There were several technical challenges they had to overcome.

  1. One major challenge was training the computer system, specifically the decoder, with ground data. As already mentioned before, the decoder is an AI. You might know, AI needs ground data for predicting an outcome. But as T15 wasn’t able to speak intelligibly, so there was no ground data to refer to. To solve this, the researchers used among other things Text-to-Speech (TTS): they showed T15 text on a screen which he had to vocalise to get data about his personal brain rhythm.
  2. The research group had to regularly retrain the decoder because the neural activity changed over time in T15.
  3. In their paper they admitted themselves: “We note that participant T15, who had been severely dysarthric for several years at the time of this study, reported that he found it difficult to try to precisely modulate the tone, pitch and amplitude of his attempted speech. Therefore, we propose that using discrete classifiers to generate real-time modulated voice (which provides feedback to the participant that helps them to mentally hone in on how to modulate their voice) can provide an intermediate set of training data useful for training a single unified decoder capable of continuous control of phonemic and paralinguistic vocal features.”
  4. Another point is that T15 was significantly slower than healthy speakers. Although the delay between thought and sound was less than 10ms, faster than a human blink, it is noticeable and the speech tempo is just different than for healthy speakers. Additionally, a WER of 43.75% has, of course, potential to improve. They also noted that the engagement and energy level of T15 influenced the quality of the synthesis.

 

What does the future hold?

A major goal is to see if people with different causes of speech loss could also regain speech with BCI. The research group concludes that “it remains to be seen whether similar brain-to-voice performance will be replicated in additional participants, including those with other aetiologies of speech loss or people with late-stage ALS with complete paralysis and who are in a locked-in state. “

 

Another milestone in BCI would be implanting more electrodes to measure more brain activity.
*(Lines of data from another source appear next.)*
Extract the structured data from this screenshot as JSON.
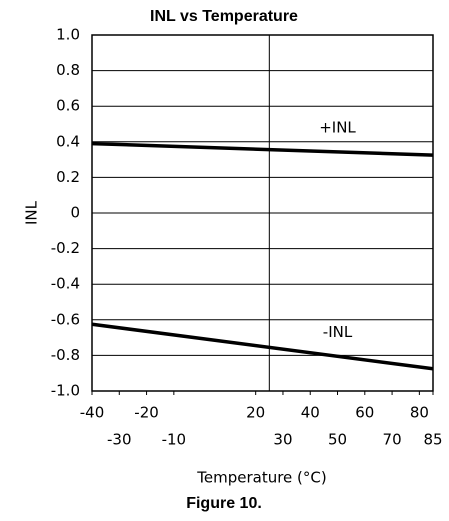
{
  "chart_data": {
    "type": "line",
    "title": "INL vs Temperature",
    "x_label": "Temperature (°C)",
    "y_label": "INL",
    "caption": "Figure 10.",
    "x": [
      -40,
      85
    ],
    "series": [
      {
        "name": "+INL",
        "color": "#000000",
        "values": [
          0.39,
          0.325
        ]
      },
      {
        "name": "-INL",
        "color": "#000000",
        "values": [
          -0.625,
          -0.875
        ]
      }
    ],
    "xlim": [
      -40,
      85
    ],
    "xticks": [
      -40,
      -30,
      -20,
      -10,
      20,
      30,
      40,
      50,
      60,
      70,
      80,
      85
    ],
    "x_grid_lines": [
      25
    ],
    "ylim": [
      -1,
      1
    ],
    "yticks": [
      {
        "value": -1,
        "label": "-1.0"
      },
      -0.8,
      -0.6,
      -0.4,
      -0.2,
      0,
      0.2,
      0.4,
      0.6,
      0.8,
      {
        "value": 1,
        "label": "1.0"
      }
    ],
    "grid": true
  }
}
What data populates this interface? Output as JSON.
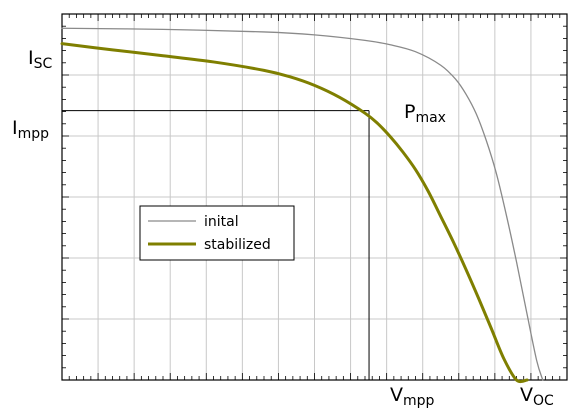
{
  "chart_data": {
    "type": "line",
    "title": "",
    "xlabel": "",
    "ylabel": "",
    "xlim": [
      0,
      100
    ],
    "ylim": [
      0,
      100
    ],
    "grid": true,
    "legend_position": "center-left",
    "series": [
      {
        "name": "inital",
        "color": "#8a8a8a",
        "x": [
          0,
          20,
          40,
          50,
          60,
          65,
          70,
          75,
          78,
          80,
          82,
          84,
          86,
          88,
          90,
          92,
          94,
          95.2
        ],
        "y": [
          96.1,
          95.8,
          95.1,
          94.3,
          92.8,
          91.6,
          89.7,
          86.0,
          82.1,
          78.1,
          72.8,
          65.5,
          56.5,
          45.0,
          32.3,
          18.6,
          5.3,
          0
        ]
      },
      {
        "name": "stabilized",
        "color": "#7f7f00",
        "x": [
          0,
          10,
          20,
          30,
          40,
          45,
          50,
          55,
          60,
          62.5,
          65,
          67.5,
          70,
          72.5,
          75,
          77.5,
          80,
          82.5,
          85,
          87.5,
          90,
          92.1
        ],
        "y": [
          91.9,
          90.2,
          88.6,
          86.9,
          84.6,
          82.9,
          80.5,
          77.2,
          72.9,
          70.1,
          66.5,
          62.3,
          57.5,
          51.6,
          44.7,
          37.7,
          30.2,
          22.3,
          14.1,
          5.8,
          0,
          0
        ]
      }
    ],
    "annotations": {
      "isc": {
        "main": "I",
        "sub": "SC",
        "value": 96.1
      },
      "impp": {
        "main": "I",
        "sub": "mpp",
        "value": 73.6
      },
      "vmpp": {
        "main": "V",
        "sub": "mpp",
        "value": 60.8
      },
      "voc": {
        "main": "V",
        "sub": "OC",
        "value": 92.1
      },
      "pmax": {
        "main": "P",
        "sub": "max",
        "x": 60.8,
        "y": 73.6
      }
    }
  }
}
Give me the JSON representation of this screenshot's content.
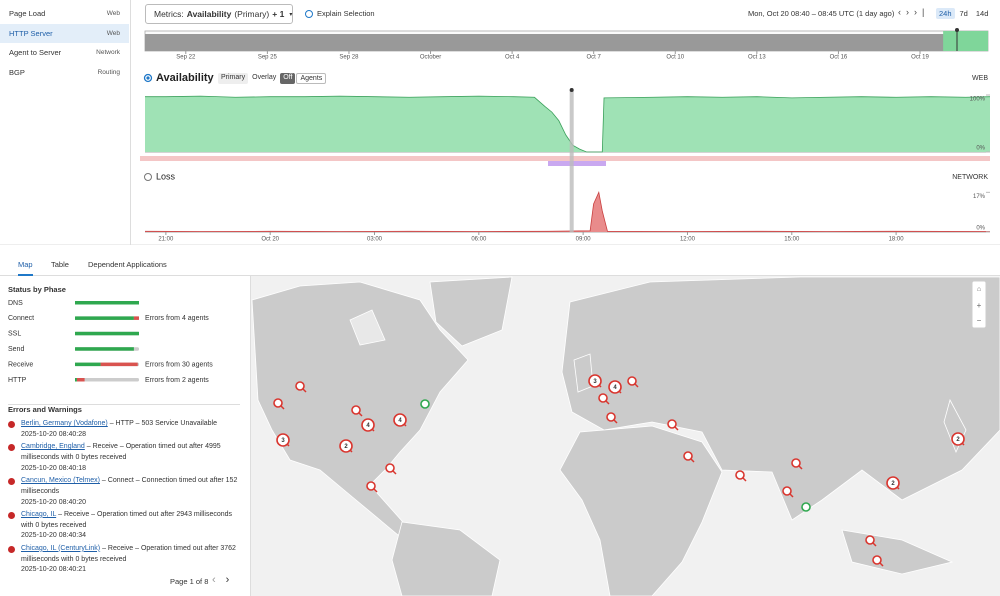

Improving the AI algorithm and technical setup would definitely also be an option for better results in the future.

“We predict that accuracy improvement is possible with further algorithm refinement and by increasing the number of electrodes”

 

All in all, this paper demonstrated the huge potential of BCI to transform the life of people with incurable illnesses and I am sure the future will bring even better results, maybe one day with an accuracy near 100%.

 

What I am still wondering after reading the paper several times:
  • The paper says they conducted experiments from day 25 to 489, but what happened afterwards? Does T15 still have the electrodes and is learning to live with this new technology?
  • They said that T15 is left-hemisphere dominant for language. What would it look like if he wasn’t? Also, I wish that they would have gone deeper into the process of choosing which brain regions to implant the electrodes and how they did it. The actual brain scans and reasons to choose those three regions would provide a better picture of the whole process.
  • Are there current plans to test more patients and improve the experiment even further?
  • How much did it cost? BCI sounds like a process that could really help disabled people in the future, but only if it is accessible. Of course, the costs might be very high at the moment, but is it likely that BCI will become a common treatment in the future?